Il y a définitivement de ça chez Klaus Johann Grobe. Ce côté incongruité pop, bizarrerie dans le familier, singularité dans le déjà-vu. La faute sans doute à cet allemand dans lequel le tandem de petits Suisses, alliage de la chimie zurichoise et bâloise, a toujours chanté. Cette caractéristique a dans un premier temps déconcerté. « Quand on a commencé il y a sept ans, les gens étaient vraiment chiffonnés. C’était bizarre. On le sentait. D’ailleurs, ils venaient nous voir après les concerts: « c’est génial mais pourquoi est-ce que vous chantez en allemand? On n’aime pas trop ça. » Heureusement, les choses ont changé. Ce qui est marrant dans toute cette histoire, c’est qu’on ne nous en parlait jamais en dehors de la Suisse. Même quand on jouait en Angleterre ou aux États-Unis où personne ne comprenait ce qu’on racontait. Au contraire, ça leur semblait logique. On chantait dans notre langue maternelle. »

De l’aveu de Sevi, bookeur dans la vie de tous les jours, très peu de groupes en Suisse chantent en allemand. « Et quand c’est le cas, ils utilisent un dialecte très marqué. Même les rappeurs. » L’historien de Bâle Thomas Maissen, qui dirige l’institut historique allemand à Paris, laissait entrevoir des éléments d’explication dans une interview donnée au journal Le Temps avant les dernières élections fédérales allemandes. « Pour les Alémaniques, disait-il, le rapport avec l’Allemagne relève d’un enjeu identitaire majeur.

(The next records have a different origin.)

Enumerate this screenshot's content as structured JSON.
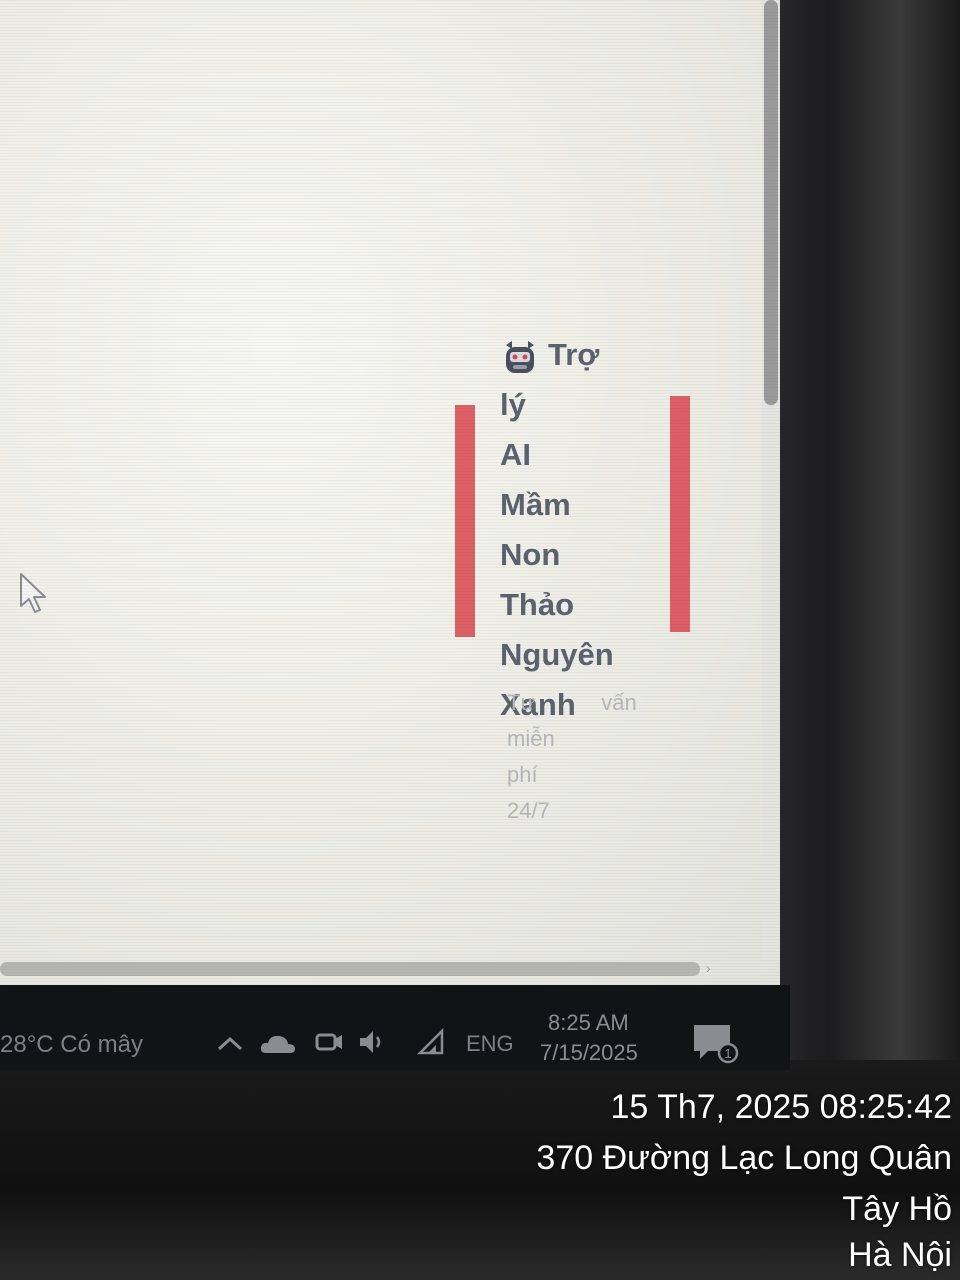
{
  "widget": {
    "icon": "robot-icon",
    "title": "Trợ lý AI Mầm Non Thảo Nguyên Xanh",
    "subtitle": "Tư vấn miễn phí 24/7",
    "accent_color": "#d9474f"
  },
  "taskbar": {
    "weather": "28°C  Có mây",
    "language": "ENG",
    "time": "8:25 AM",
    "date": "7/15/2025"
  },
  "overlay": {
    "datetime": "15 Th7, 2025 08:25:42",
    "address": "370 Đường Lạc Long Quân",
    "district": "Tây Hồ",
    "city": "Hà Nội"
  }
}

Le fait d’être suisse allemand consiste essentiellement à ne pas être allemand. La Suisse alémanique est germanophone, de nombreux jeunes partent étudier en Allemagne, on regarde la télévision allemande: les rapports sont intenses. Mais en même temps, il y a une volonté très forte de se distinguer. » Il y parlait même d’une infériorité linguistique réelle due à des choix volontaires. « Les Alémaniques se réfugient dès qu’ils peuvent dans leur schwyzerdtüsch confortable et évitent de bien parler la langue qu’ils écrivent, même les universitaires. Souvent, ils compensent ce sentiment d’infériorité par des reproches politiques et identitaires du genre: oui, nous ne parlons pas bien allemand, mais votre esprit servile ignore ce que sont la liberté et la démocratie. » La crainte d’une Allemagne capable d’avaler la Suisse, qui remonte au IIIe Reich, blessure mentale et identitaire, n’aurait selon lui jamais vraiment cicatrisé…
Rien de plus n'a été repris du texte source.